In the three cases (five separate crimes), the record shows the plea agreements were discussed with Bayte. It was explained to him that the sentences would run “consecutively,” “concurrently,” and “in addition to” each other, depending upon different portions of the agreement. Each of the five sentences were explained to Bayte and he told the trial court he understood. It was clearly understood that the total was eleven years and that some of the sentences were to be served consecutively. The motion court found that the record refuted Bayte’s charge. We agree. The point is denied.

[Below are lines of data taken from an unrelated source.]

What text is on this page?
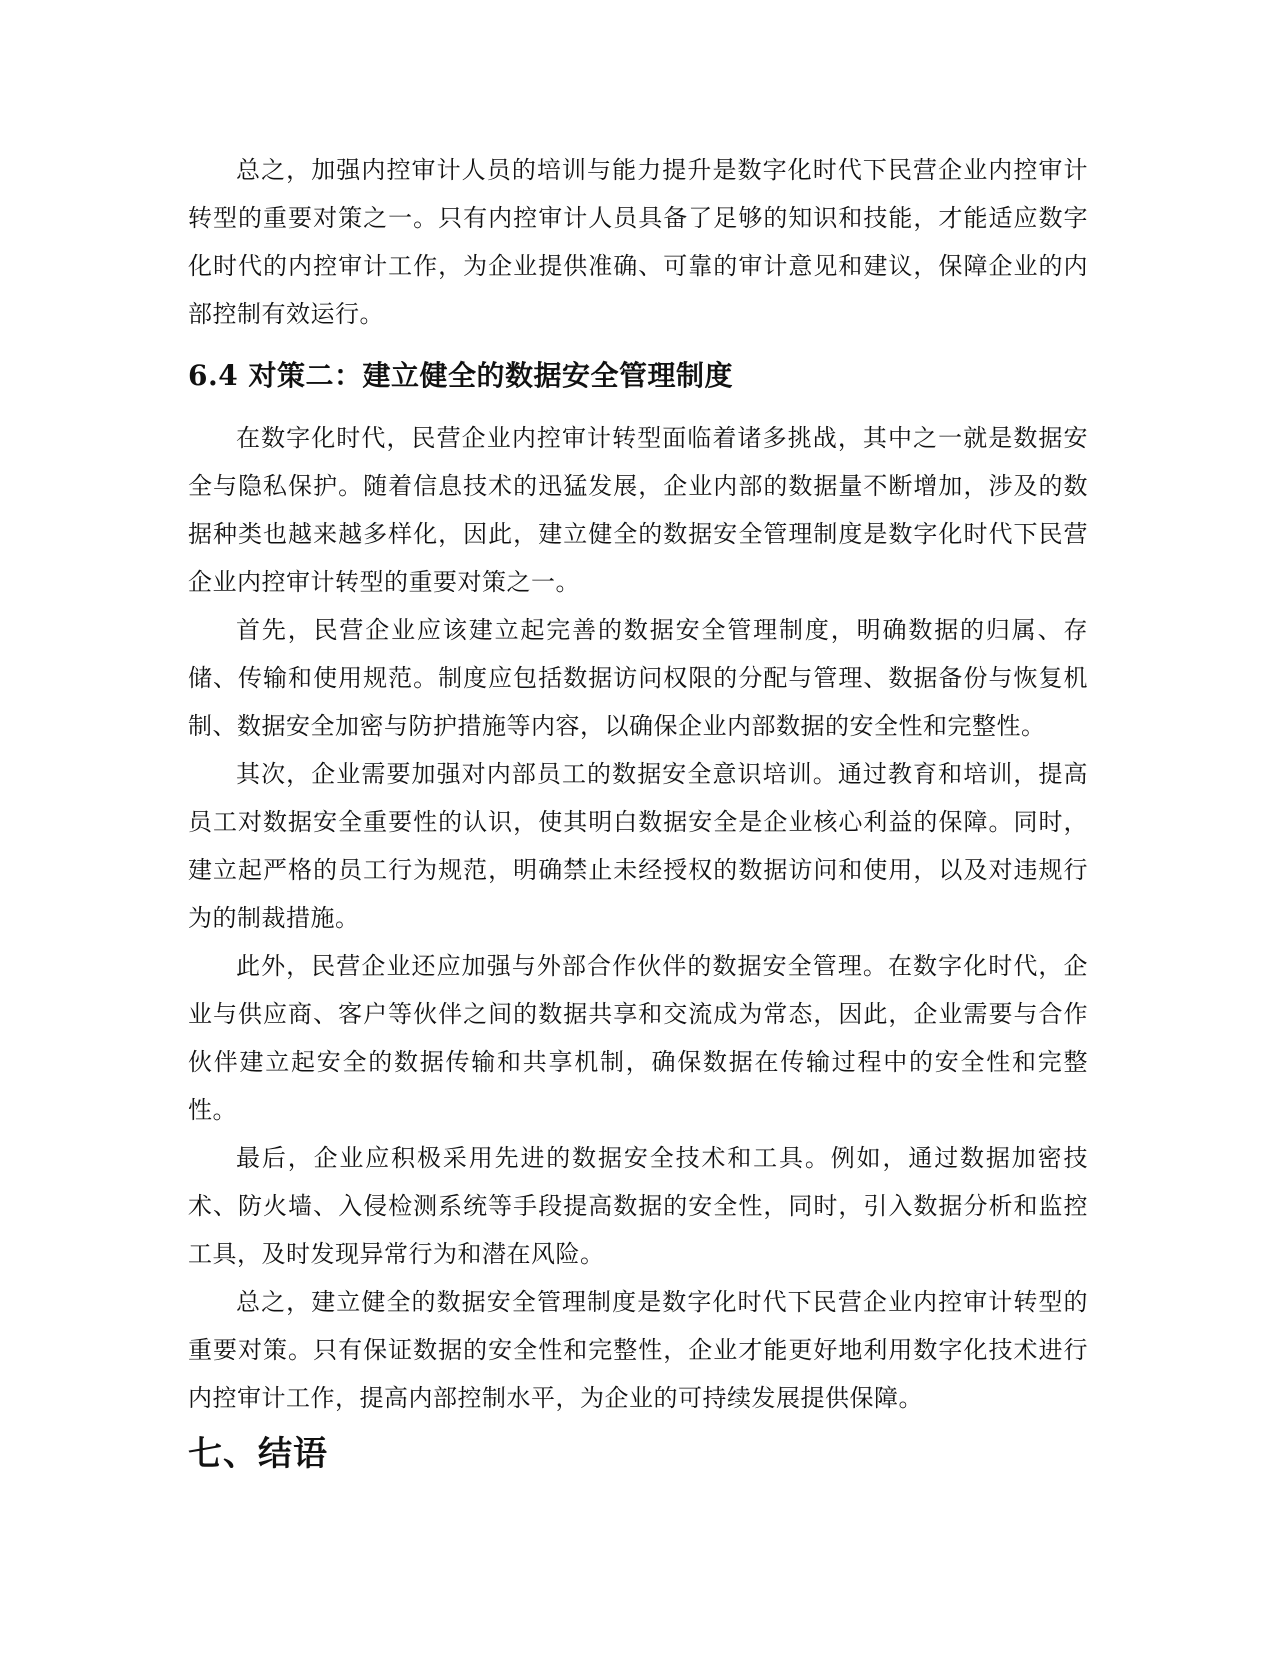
总之，加强内控审计人员的培训与能力提升是数字化时代下民营企业内控审计转型的重要对策之一。只有内控审计人员具备了足够的知识和技能，才能适应数字化时代的内控审计工作，为企业提供准确、可靠的审计意见和建议，保障企业的内部控制有效运行。

6.4 对策二：建立健全的数据安全管理制度

在数字化时代，民营企业内控审计转型面临着诸多挑战，其中之一就是数据安全与隐私保护。随着信息技术的迅猛发展，企业内部的数据量不断增加，涉及的数据种类也越来越多样化，因此，建立健全的数据安全管理制度是数字化时代下民营企业内控审计转型的重要对策之一。

首先，民营企业应该建立起完善的数据安全管理制度，明确数据的归属、存储、传输和使用规范。制度应包括数据访问权限的分配与管理、数据备份与恢复机制、数据安全加密与防护措施等内容，以确保企业内部数据的安全性和完整性。

其次，企业需要加强对内部员工的数据安全意识培训。通过教育和培训，提高员工对数据安全重要性的认识，使其明白数据安全是企业核心利益的保障。同时，建立起严格的员工行为规范，明确禁止未经授权的数据访问和使用，以及对违规行为的制裁措施。

此外，民营企业还应加强与外部合作伙伴的数据安全管理。在数字化时代，企业与供应商、客户等伙伴之间的数据共享和交流成为常态，因此，企业需要与合作伙伴建立起安全的数据传输和共享机制，确保数据在传输过程中的安全性和完整性。

最后，企业应积极采用先进的数据安全技术和工具。例如，通过数据加密技术、防火墙、入侵检测系统等手段提高数据的安全性，同时，引入数据分析和监控工具，及时发现异常行为和潜在风险。

总之，建立健全的数据安全管理制度是数字化时代下民营企业内控审计转型的重要对策。只有保证数据的安全性和完整性，企业才能更好地利用数字化技术进行内控审计工作，提高内部控制水平，为企业的可持续发展提供保障。

七、结语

Rule 27.26(e) mandates an evidentiary hearing if issues of material fact are raised in the motion,-and if the allegations thereof *548directly contradict the verity of the records of the court. Brown v. State, 628 S.W.2d 722, 724 (Mo.App.1982). Appellate review is limited to a determination of whether the findings, conclusions and judgment of the trial court are clearly erroneous. Rule 27.-26(j); Moore v. State, 637 S.W.2d 275, 276 (Mo.App.1982). An evidentiary hearing was not necessary as the trial transcript clearly refutes the fact allegations in the 27.26 motion. The findings and conclusions of the trial court are not clearly erroneous.
The judgment is affirmed.
GREENE, P.J., and HESS, Special Judge, concur.. All references to statutes are to RSMo 1978, V.A.M.S., and all references to rules are to Missouri Rules of Court, V.A.M.R.